When the disciples asked Jesus, “Lord, teach us to pray in the same way that John the Baptist taught his disciples,” Jesus did not give them an outline to follow. He did not say, “It’s adoration, confession, thanksgiving, then supplication.” He said, “When you pray, say…”
He put words in their mouth.
We are prone to think that to be sincere, prayer must be spontaneous. That if I am praying something that has been given to me, it is somehow less of a prayer. But from a biblical perspective, this is exactly what we need.
We need to be schooled. We need to come to prayer with the utmost humility, realizing that we need the master to put words in our mouth.
Jesus says, “My little children, talk to me and start with my words.”
It makes sense that God would have us start with His word, and not our own.
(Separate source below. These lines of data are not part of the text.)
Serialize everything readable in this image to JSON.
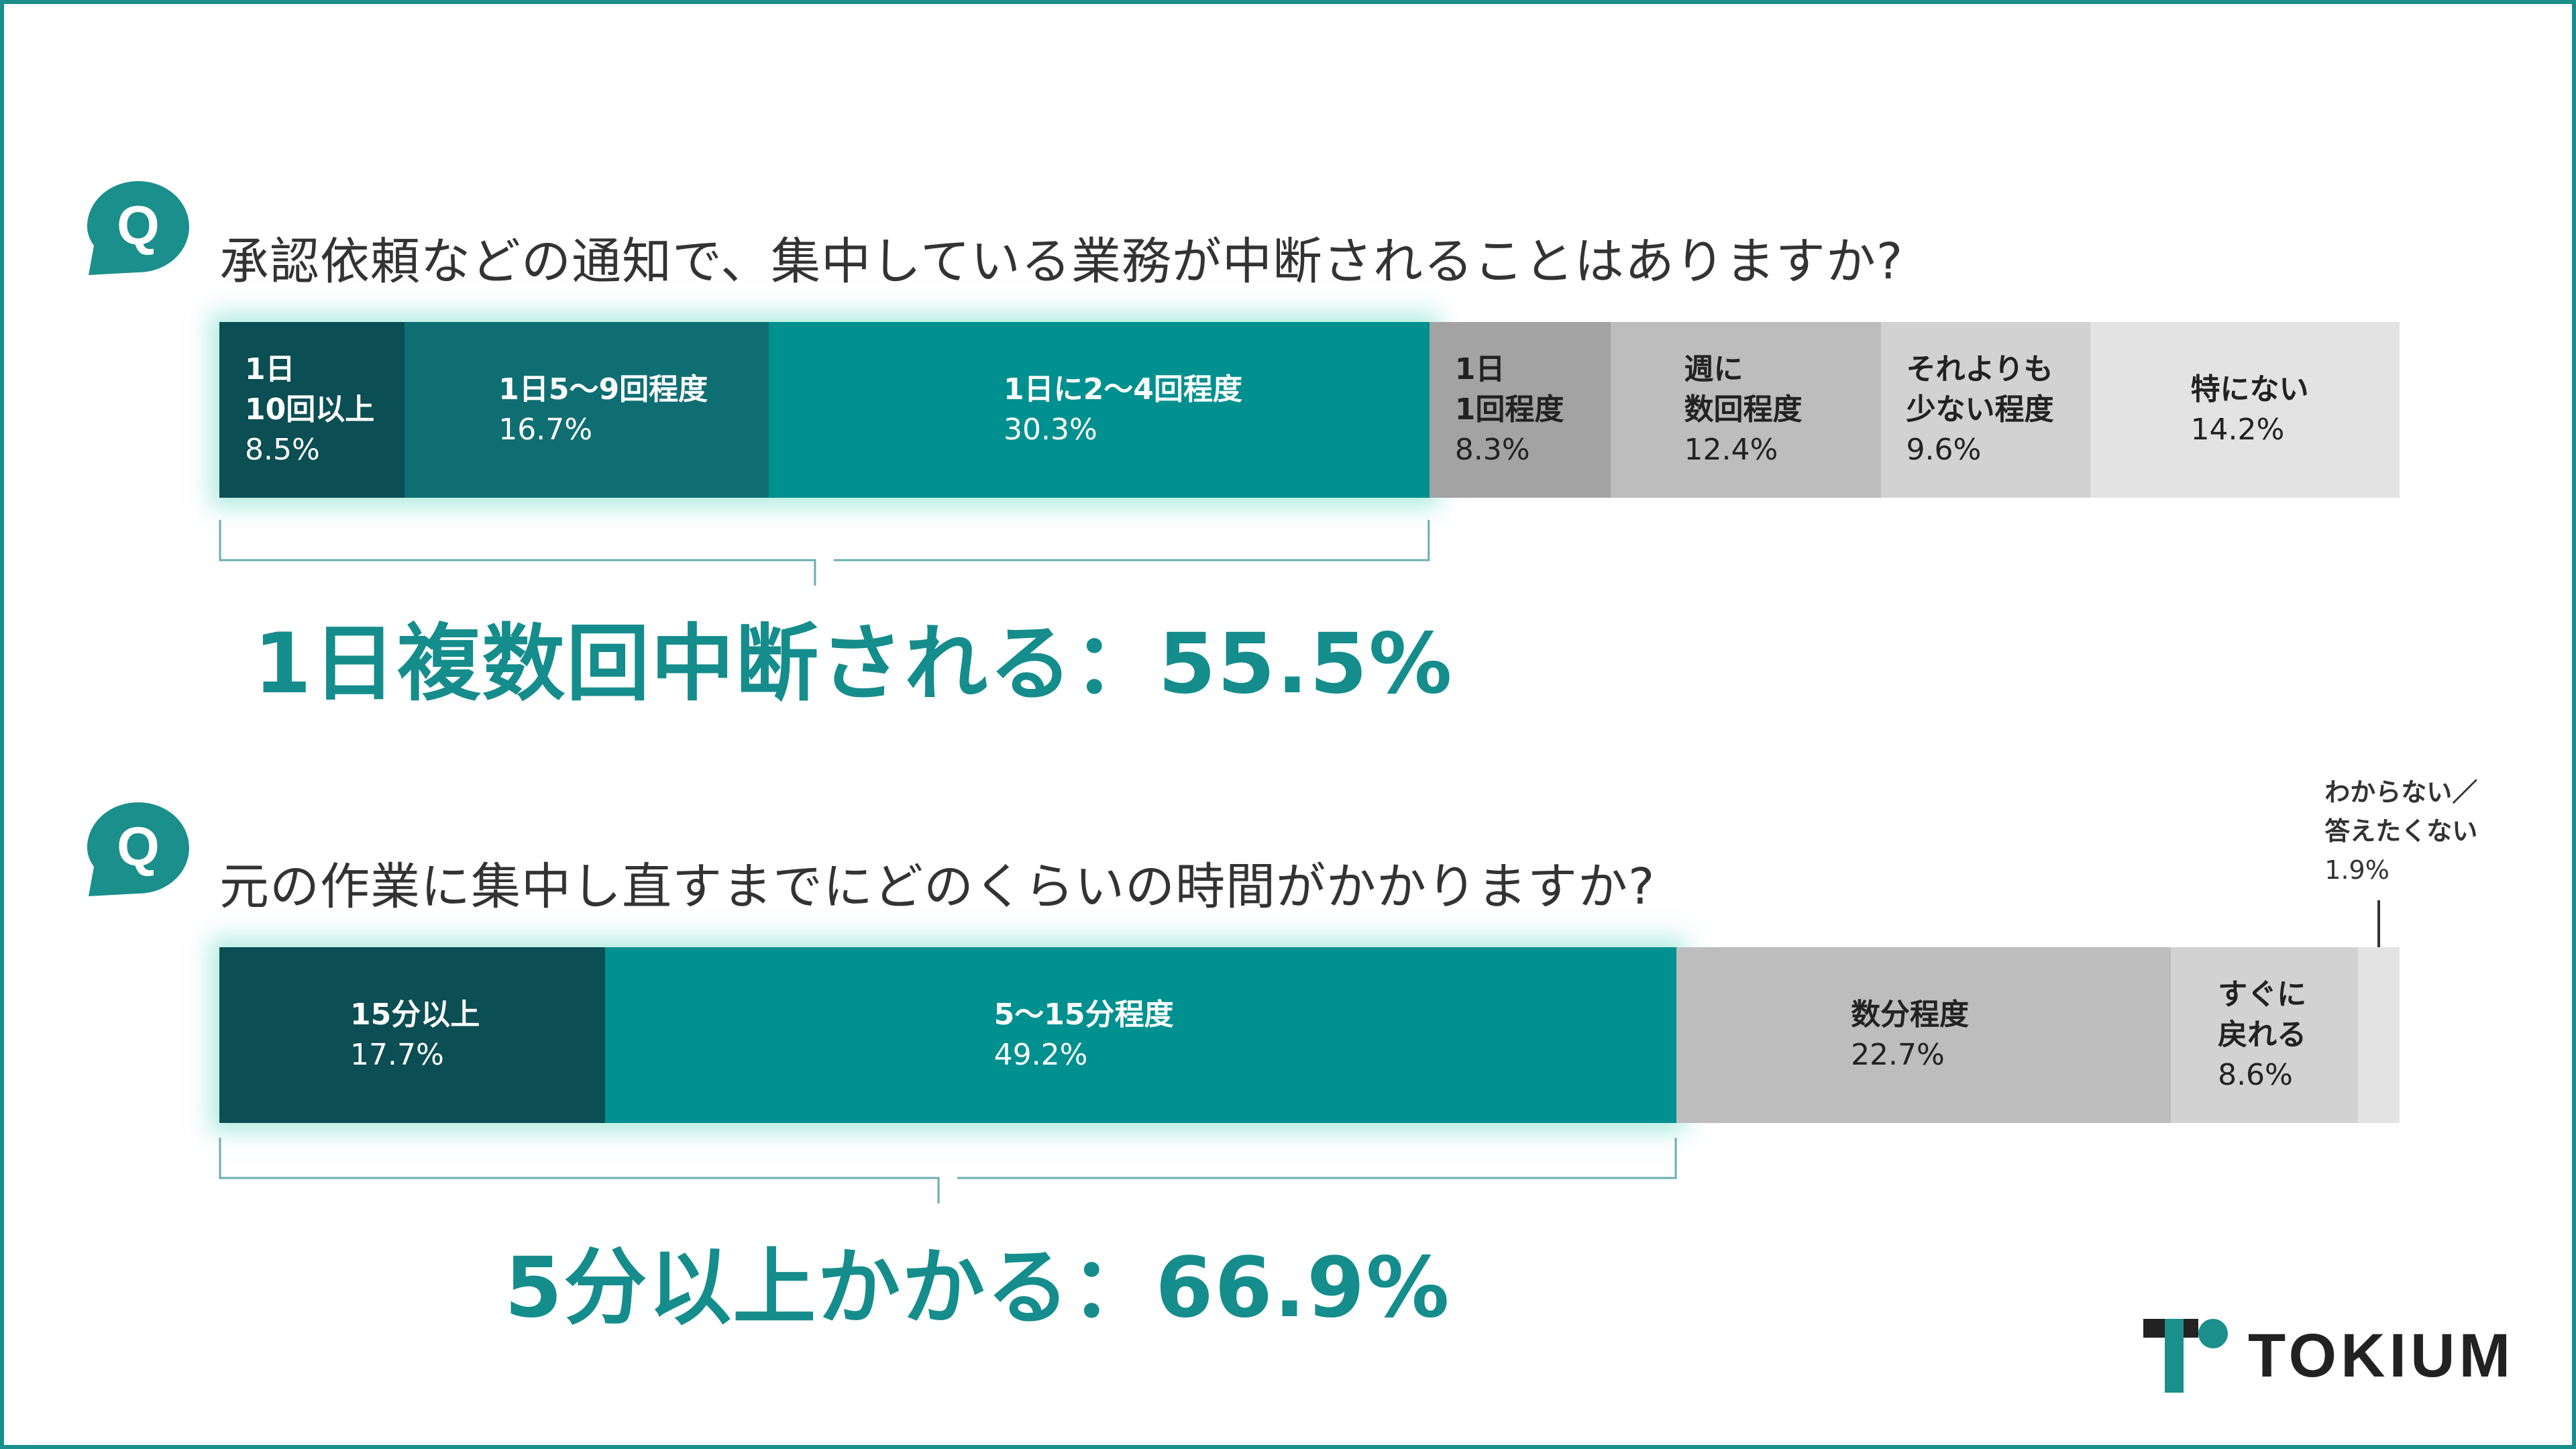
{
  "colors": {
    "frame": "#1b8f8c",
    "accent": "#158d8c",
    "dark_teal": "#0b4e53",
    "mid_teal": "#0f6e72",
    "teal": "#00908f",
    "gray_dark": "#a3a3a3",
    "gray_mid": "#bdbdbd",
    "gray_light": "#d2d2d2",
    "gray_lightest": "#e3e3e3",
    "text_dark": "#333333"
  },
  "chart_data": [
    {
      "type": "bar",
      "orientation": "horizontal-stacked-100",
      "title": "承認依頼などの通知で、集中している業務が中断されることはありますか?",
      "unit": "%",
      "series": [
        {
          "name": "1日10回以上",
          "label_lines": [
            "1日",
            "10回以上"
          ],
          "value": 8.5,
          "value_text": "8.5%",
          "color": "#0b4e53",
          "text_color": "#ffffff"
        },
        {
          "name": "1日5〜9回程度",
          "label_lines": [
            "1日5〜9回程度"
          ],
          "value": 16.7,
          "value_text": "16.7%",
          "color": "#0f6e72",
          "text_color": "#ffffff"
        },
        {
          "name": "1日に2〜4回程度",
          "label_lines": [
            "1日に2〜4回程度"
          ],
          "value": 30.3,
          "value_text": "30.3%",
          "color": "#00908f",
          "text_color": "#ffffff"
        },
        {
          "name": "1日1回程度",
          "label_lines": [
            "1日",
            "1回程度"
          ],
          "value": 8.3,
          "value_text": "8.3%",
          "color": "#a3a3a3",
          "text_color": "#222222"
        },
        {
          "name": "週に数回程度",
          "label_lines": [
            "週に",
            "数回程度"
          ],
          "value": 12.4,
          "value_text": "12.4%",
          "color": "#bdbdbd",
          "text_color": "#222222"
        },
        {
          "name": "それよりも少ない程度",
          "label_lines": [
            "それよりも",
            "少ない程度"
          ],
          "value": 9.6,
          "value_text": "9.6%",
          "color": "#d2d2d2",
          "text_color": "#222222"
        },
        {
          "name": "特にない",
          "label_lines": [
            "特にない"
          ],
          "value": 14.2,
          "value_text": "14.2%",
          "color": "#e3e3e3",
          "text_color": "#222222"
        }
      ],
      "highlight_count": 3,
      "summary": "1日複数回中断される：55.5%"
    },
    {
      "type": "bar",
      "orientation": "horizontal-stacked-100",
      "title": "元の作業に集中し直すまでにどのくらいの時間がかかりますか?",
      "unit": "%",
      "series": [
        {
          "name": "15分以上",
          "label_lines": [
            "15分以上"
          ],
          "value": 17.7,
          "value_text": "17.7%",
          "color": "#0b4e53",
          "text_color": "#ffffff"
        },
        {
          "name": "5〜15分程度",
          "label_lines": [
            "5〜15分程度"
          ],
          "value": 49.2,
          "value_text": "49.2%",
          "color": "#00908f",
          "text_color": "#ffffff"
        },
        {
          "name": "数分程度",
          "label_lines": [
            "数分程度"
          ],
          "value": 22.7,
          "value_text": "22.7%",
          "color": "#bdbdbd",
          "text_color": "#222222"
        },
        {
          "name": "すぐに戻れる",
          "label_lines": [
            "すぐに",
            "戻れる"
          ],
          "value": 8.6,
          "value_text": "8.6%",
          "color": "#d2d2d2",
          "text_color": "#222222"
        },
        {
          "name": "わからない／答えたくない",
          "label_lines": [
            "わからない／",
            "答えたくない"
          ],
          "value": 1.9,
          "value_text": "1.9%",
          "color": "#e3e3e3",
          "text_color": "#222222",
          "label_outside": true
        }
      ],
      "highlight_count": 2,
      "summary": "5分以上かかる：66.9%"
    }
  ],
  "badge": {
    "letter": "Q"
  },
  "logo": {
    "text": "TOKIUM"
  }
}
He teaches us to start from a point of inerrancy and infallibility and to pour out our prayers through His perfect word.
When it comes to prayer, we all think we are more mature than we are. We must come to prayer with the utmost humility, with the expectation that we need to be taught. And this is rooted in scripture. There is no one book of the Bible dedicated exclusively to evangelism, giving, or serving in the church; but we do have a book dedicated entirely and exclusively to praying. If we read the book of Psalms prayerfully, it would expand our grasp of prayerful thinking and thoughtful praying. Arguably the most famous prayer in the whole book of Psalms is Psalm 23. David doesn't make a single request. All he says is “the Lord is my shepherd.” He must start there. We must start there.
Please don't hear me saying I am against spontaneous prayer. I am not. I simply believe we need to learn from people like David, Asaph, and Cora, who knew God better than we do. Instead of starting with spontaneity and somehow stumbling into some measure of accuracy, we must grow into spontaneity after His inerrant and infallible words in our mouths.